La letteratura russa è sempre ricca di citazionismi. I discorsi dei personaggi richiamano azioni di altri personaggi o di autori come esempi. La letteratura russa è riflessiva, in questo senso.

In un romanzo come Mosca-Petuškì, il raffronto fra la cultura e l’ubriachezza diventa ancora più forte. È evidente che l’alcolismo proprio di quel popolo non significa rudezza e ignoranza. Sono due mondi che s’intrecciano. E la cultura russa è così legata al loro vivere quotidiano che anche da ubriachi si discute di Puškin.

In Erofeev, però, c’è spazio anche per la cultura straniera. Un’intera sequenza del romanzo è dedicato a una riproposizione delle Mille e una notte, dove Venja veste i panni di Shaerazade.

Mosca-Petuškì è insomma uno sguardo attento a un modo di vivere – messo in confronto, nel parlottare ubriaco, con quello degli italiani, dei francesi, dei tedeschi –, una caricatura attenta, divertente e sintomatica di un tipo di Russia e di essere russi che solo un viaggio alcolico poteva mostrare in tutta la sua vividezza.

Maurizio Vicedomini

Maurizio Vicedomini è capoeditor per la Marotta&Cafiero editori. Ha acquistato diritti di pubblicazione in tutto il mondo ed è pioniere nello sviluppo di nuove forme di impaginazione libraria in Italia. Ha fondato la rivista culturale Grado Zero, sulle cui pagine sono apparsi racconti di grandi autori italiani e internazionali. È autore di libri di narrativa e critica letteraria. Collabora con la Scugnizzeria, la prima libreria di Scampia.

2 Responses

  1. Ho questo libro in una vecchia edizione Feltrinelli con copertina azzurrina e devo dire che non mi ha molto entusiasmato. Sono ben consapevole però che mi mancano alcuni fondamentali per capirlo al meglio, come una certa conoscenza del mondo sovietico dell’epoca. Secondo me è come per Totò, che all’esterno non ha mai sfondato perché tantissime sfaccettature ad un non italiano sfuggono.
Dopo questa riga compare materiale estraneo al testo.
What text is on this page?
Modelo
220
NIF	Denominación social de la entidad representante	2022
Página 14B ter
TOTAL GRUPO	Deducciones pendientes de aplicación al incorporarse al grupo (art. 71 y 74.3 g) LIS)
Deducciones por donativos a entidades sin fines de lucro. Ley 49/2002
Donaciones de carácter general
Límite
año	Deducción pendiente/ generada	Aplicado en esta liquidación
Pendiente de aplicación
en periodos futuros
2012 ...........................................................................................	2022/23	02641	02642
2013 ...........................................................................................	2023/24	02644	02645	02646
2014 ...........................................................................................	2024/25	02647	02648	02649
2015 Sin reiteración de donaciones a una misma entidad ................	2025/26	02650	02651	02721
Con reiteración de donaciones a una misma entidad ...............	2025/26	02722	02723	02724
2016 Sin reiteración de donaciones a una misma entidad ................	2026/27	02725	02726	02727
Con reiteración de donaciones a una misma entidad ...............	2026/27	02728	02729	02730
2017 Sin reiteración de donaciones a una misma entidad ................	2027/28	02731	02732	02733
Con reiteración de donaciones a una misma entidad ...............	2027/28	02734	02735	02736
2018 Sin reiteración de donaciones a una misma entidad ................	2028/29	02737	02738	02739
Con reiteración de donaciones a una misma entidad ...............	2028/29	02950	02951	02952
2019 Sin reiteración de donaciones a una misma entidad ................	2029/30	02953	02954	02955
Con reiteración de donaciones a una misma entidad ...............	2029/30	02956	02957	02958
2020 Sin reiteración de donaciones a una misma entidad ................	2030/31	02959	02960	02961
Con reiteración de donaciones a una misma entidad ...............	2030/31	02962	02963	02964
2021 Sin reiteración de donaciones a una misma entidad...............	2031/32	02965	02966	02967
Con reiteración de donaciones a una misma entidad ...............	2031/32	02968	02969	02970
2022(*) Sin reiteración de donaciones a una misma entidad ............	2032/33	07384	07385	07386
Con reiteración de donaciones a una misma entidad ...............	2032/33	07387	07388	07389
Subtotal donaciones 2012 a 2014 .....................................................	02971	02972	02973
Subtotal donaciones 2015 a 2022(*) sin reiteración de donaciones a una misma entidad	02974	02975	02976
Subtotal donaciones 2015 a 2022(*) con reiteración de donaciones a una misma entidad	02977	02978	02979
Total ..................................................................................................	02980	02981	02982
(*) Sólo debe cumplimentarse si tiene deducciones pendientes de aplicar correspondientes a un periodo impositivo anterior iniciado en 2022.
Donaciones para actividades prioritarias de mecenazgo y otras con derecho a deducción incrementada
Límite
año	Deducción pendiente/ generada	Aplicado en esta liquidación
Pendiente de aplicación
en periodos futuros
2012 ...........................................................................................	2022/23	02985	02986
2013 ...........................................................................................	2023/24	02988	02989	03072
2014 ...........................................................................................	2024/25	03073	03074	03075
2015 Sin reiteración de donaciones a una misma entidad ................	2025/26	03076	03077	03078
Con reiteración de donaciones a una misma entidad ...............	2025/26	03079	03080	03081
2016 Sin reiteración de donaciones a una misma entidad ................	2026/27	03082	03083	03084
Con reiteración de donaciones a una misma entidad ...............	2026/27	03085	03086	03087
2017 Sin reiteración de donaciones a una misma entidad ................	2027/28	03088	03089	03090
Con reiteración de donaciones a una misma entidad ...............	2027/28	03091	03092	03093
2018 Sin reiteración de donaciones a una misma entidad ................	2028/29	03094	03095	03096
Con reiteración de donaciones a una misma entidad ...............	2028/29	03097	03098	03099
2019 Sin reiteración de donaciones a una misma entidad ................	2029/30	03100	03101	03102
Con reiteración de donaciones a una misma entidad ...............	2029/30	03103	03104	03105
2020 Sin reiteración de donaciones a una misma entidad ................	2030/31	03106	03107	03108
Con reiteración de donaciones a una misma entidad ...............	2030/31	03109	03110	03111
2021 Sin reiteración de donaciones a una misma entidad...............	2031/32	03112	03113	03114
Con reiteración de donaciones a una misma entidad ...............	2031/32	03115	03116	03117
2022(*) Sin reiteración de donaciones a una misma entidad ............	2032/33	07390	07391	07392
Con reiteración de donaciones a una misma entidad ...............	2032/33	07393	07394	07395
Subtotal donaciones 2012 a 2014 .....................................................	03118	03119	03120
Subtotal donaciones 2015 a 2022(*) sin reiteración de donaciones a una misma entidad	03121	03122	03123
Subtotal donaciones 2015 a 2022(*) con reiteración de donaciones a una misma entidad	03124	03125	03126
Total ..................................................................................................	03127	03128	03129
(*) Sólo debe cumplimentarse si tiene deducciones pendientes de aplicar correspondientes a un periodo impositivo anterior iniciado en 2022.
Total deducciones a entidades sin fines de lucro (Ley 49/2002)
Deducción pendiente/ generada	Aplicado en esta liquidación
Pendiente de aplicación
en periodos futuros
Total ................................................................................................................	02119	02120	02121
    1. Sicuramente bisogna entrare nell’ottica di quella cultura, altrimenti sembra solo il viaggio stralunato di un cretino. Più che il mondo sovietico dell’epoca, credo sia necessario avere un’idea della cultura russa del novecento, perché ogni libro è una sorta di esperimento di letteratura potenziale e si rimanda ai classici, ma anche a opere più recenti. E quei rimandi non sono mai casuali, ma simboli di ciò che l’autore voleva dire.
      Comunque: leggo letteratura russa, ma non sono certo un grande esperto. Alla fine – al di là di tutti i discorsi – magari il discrimine è dato dal gusto. In fondo c’è anche quello da tenere in considerazione.